A small museum situated on the North Pier, Oban War and peace Museum, houses a display of photographs, models and memorabilia; whilst on a crag at the end of the promenade is a reminder of an older time and the ruined remains of Dunollie Castle, a MacDougall family stronghold.
For those visitors preferring the great outdoors Oban has an 18 hole golf course nestling among the hills at Glencruitten, and there are many scenic local walks. There is a leisure centre, swimming pool and ten pin bowling for those days when the weather is not too good. Boats in the harbour offer fishing trips, and the many small roads around Oban make cycling pleasant. Horse riding and pony trekking is available at Achnalaraig Riding Centre.

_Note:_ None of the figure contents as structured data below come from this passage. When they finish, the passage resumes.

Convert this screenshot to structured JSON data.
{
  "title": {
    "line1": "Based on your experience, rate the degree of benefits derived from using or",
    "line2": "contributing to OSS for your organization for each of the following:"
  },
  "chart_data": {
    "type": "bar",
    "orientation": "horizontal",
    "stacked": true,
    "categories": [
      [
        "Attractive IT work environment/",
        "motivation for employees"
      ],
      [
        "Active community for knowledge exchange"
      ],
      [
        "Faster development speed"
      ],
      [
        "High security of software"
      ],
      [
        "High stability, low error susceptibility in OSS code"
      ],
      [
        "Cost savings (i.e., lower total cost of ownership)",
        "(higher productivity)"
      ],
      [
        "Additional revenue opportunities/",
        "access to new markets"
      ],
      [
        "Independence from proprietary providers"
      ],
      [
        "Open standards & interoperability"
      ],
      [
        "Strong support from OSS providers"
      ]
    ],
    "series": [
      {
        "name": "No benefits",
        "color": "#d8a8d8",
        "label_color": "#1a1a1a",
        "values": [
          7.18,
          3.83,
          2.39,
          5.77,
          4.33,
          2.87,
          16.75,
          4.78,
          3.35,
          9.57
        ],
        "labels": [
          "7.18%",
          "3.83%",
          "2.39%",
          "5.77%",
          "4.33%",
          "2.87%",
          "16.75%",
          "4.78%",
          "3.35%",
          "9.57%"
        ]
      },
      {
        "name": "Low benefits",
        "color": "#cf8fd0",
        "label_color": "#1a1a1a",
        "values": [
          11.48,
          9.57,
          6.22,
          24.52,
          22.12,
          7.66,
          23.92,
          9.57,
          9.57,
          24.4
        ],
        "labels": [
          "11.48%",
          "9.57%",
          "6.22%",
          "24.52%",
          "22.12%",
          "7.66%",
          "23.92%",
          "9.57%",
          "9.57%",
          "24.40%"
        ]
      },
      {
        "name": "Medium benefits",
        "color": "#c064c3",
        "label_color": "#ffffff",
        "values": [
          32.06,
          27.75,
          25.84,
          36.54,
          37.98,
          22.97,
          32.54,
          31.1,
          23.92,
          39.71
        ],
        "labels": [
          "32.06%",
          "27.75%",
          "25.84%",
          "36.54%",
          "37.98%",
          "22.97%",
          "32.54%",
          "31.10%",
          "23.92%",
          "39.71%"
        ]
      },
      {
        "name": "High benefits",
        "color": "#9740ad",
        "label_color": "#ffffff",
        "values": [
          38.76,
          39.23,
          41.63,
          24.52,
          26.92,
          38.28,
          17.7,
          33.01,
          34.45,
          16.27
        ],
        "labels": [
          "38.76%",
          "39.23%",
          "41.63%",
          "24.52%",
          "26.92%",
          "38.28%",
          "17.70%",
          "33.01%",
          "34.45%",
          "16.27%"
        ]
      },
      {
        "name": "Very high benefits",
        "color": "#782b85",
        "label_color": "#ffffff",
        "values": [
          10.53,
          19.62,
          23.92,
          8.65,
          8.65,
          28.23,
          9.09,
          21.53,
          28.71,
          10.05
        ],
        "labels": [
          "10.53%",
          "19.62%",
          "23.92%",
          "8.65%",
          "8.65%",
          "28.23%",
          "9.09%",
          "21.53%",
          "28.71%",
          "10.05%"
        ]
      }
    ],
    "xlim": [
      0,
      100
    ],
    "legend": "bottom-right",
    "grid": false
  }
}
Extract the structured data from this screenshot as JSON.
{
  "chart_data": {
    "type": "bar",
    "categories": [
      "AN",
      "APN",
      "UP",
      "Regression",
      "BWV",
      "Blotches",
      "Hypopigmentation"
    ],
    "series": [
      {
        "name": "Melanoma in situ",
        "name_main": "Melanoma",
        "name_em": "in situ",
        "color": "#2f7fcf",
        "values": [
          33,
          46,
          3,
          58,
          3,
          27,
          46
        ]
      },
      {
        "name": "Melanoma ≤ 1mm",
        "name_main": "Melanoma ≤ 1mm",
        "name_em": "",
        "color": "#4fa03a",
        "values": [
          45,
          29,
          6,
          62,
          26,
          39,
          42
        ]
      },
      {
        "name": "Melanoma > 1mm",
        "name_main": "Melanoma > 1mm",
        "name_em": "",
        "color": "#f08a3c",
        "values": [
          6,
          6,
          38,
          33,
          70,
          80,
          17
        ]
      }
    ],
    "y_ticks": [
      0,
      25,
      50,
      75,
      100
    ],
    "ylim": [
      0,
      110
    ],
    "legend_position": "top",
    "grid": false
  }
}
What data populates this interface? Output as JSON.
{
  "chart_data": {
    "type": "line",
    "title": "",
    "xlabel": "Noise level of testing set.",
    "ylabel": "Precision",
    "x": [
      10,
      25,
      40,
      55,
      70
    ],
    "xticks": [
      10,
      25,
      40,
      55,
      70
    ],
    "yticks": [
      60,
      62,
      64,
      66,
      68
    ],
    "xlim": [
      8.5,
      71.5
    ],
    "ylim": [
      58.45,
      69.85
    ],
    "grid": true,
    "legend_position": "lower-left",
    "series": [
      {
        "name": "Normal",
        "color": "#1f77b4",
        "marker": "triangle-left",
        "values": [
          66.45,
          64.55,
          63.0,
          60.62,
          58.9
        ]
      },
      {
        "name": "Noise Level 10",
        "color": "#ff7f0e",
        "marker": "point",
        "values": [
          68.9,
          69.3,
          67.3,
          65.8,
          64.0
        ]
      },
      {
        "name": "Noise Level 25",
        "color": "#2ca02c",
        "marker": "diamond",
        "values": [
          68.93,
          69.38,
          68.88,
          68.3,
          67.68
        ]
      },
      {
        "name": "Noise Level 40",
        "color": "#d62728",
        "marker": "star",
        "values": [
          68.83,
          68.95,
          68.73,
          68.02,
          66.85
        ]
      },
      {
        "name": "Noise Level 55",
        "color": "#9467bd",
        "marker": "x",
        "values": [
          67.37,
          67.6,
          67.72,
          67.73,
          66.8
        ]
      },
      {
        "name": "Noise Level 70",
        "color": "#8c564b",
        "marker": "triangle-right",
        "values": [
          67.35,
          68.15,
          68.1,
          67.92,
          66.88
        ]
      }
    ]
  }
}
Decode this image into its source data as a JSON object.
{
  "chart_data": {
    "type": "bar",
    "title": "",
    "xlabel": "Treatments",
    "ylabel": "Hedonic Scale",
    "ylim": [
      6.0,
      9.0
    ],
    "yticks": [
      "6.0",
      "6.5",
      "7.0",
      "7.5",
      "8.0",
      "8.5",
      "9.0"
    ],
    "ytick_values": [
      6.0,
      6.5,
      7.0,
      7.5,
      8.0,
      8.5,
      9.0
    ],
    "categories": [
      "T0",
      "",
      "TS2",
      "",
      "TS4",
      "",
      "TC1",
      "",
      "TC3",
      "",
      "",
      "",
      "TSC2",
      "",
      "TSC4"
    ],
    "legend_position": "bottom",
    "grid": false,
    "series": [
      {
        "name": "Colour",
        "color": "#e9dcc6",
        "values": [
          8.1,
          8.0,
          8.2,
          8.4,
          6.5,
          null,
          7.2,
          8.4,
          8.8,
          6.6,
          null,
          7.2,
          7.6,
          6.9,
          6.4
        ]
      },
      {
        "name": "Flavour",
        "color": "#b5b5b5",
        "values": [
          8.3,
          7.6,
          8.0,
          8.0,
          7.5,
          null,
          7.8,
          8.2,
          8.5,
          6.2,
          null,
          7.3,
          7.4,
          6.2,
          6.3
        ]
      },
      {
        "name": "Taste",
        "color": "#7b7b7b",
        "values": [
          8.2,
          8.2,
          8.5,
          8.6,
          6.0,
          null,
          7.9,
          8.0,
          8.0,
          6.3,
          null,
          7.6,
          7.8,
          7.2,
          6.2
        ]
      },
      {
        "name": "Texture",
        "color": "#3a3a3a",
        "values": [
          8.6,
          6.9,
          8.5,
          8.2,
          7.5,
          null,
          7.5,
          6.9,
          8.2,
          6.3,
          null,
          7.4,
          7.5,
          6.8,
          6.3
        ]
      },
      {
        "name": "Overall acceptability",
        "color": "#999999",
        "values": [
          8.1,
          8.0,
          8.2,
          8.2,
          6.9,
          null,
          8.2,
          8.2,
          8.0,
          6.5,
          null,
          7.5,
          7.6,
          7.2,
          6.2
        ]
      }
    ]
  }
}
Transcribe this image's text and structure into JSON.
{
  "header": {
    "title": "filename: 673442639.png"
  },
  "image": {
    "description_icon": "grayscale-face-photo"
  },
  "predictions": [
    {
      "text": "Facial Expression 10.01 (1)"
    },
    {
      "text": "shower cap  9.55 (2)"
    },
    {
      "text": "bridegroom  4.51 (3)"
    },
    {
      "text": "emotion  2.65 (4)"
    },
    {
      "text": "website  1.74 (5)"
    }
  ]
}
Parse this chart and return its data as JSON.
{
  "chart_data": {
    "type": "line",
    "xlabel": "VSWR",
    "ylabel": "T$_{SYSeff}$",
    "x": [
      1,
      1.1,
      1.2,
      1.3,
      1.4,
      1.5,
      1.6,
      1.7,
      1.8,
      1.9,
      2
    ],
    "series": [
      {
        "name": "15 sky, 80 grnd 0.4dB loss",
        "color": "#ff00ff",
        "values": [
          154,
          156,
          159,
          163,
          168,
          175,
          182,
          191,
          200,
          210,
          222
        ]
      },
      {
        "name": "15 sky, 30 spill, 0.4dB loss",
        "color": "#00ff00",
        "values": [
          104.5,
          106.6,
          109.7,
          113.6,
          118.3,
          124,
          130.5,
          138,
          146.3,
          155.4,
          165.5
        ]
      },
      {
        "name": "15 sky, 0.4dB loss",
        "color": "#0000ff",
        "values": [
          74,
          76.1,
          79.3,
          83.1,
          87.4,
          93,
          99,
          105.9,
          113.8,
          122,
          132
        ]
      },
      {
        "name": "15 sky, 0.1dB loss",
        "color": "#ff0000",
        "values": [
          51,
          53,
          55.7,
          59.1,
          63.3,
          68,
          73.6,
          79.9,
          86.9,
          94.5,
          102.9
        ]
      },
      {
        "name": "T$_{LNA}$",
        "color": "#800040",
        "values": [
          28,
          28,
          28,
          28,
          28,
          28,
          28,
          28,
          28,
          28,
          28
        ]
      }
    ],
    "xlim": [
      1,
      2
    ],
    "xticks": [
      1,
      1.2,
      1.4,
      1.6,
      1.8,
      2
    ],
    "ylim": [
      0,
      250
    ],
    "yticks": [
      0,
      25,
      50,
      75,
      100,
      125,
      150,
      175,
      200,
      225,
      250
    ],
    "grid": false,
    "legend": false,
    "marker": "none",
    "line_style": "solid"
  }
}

Venture further afield and northwards to visit Dunstaffnage Castle, an impressive fortification standing on a rocky outcrop at the entrance to Loch Etive built by the MacDougalls and later held by the Clan Campbell. Bonawe historic iron works and furnace, founded in 1753 is the site of a charcoal fuelled ironworks which produced cannonballs for the Napoleonic wars. A more modern attraction is Cruachan Power Station built underground beneath the mountains of Ben Cruachan and the underground tour is indeed unique.
Places to eat
Oban has a fishing tradition and an affinity with the sea going back over the centuries and it therefore comes as no surprise that today it is regarded as the ‘Seafood Capital of Scotland’. The waters around Oban are renowned for their oysters, mussels and langoustine and whilst the quantity and variety of the ‘catch’ landed from the boats in the harbour may not be what it was a century ago the quality almost certainly is. There are also salmon and trout farms in the local waters too.
Visitors to Oban will be spoilt for choice when it comes to eating out and with places to eat and menus to suit all tastes and budgets. Here are just a few:
The Waterfront Restaurant & Bar, The Pier
Eeusk Fish Restaurant, North Pier
Aulay’s Bar, 8 Airds Place
Coaster Wine Bar, Corran Esplanade
Coast, 104 George Street
Just a few of the many. Bon appétit!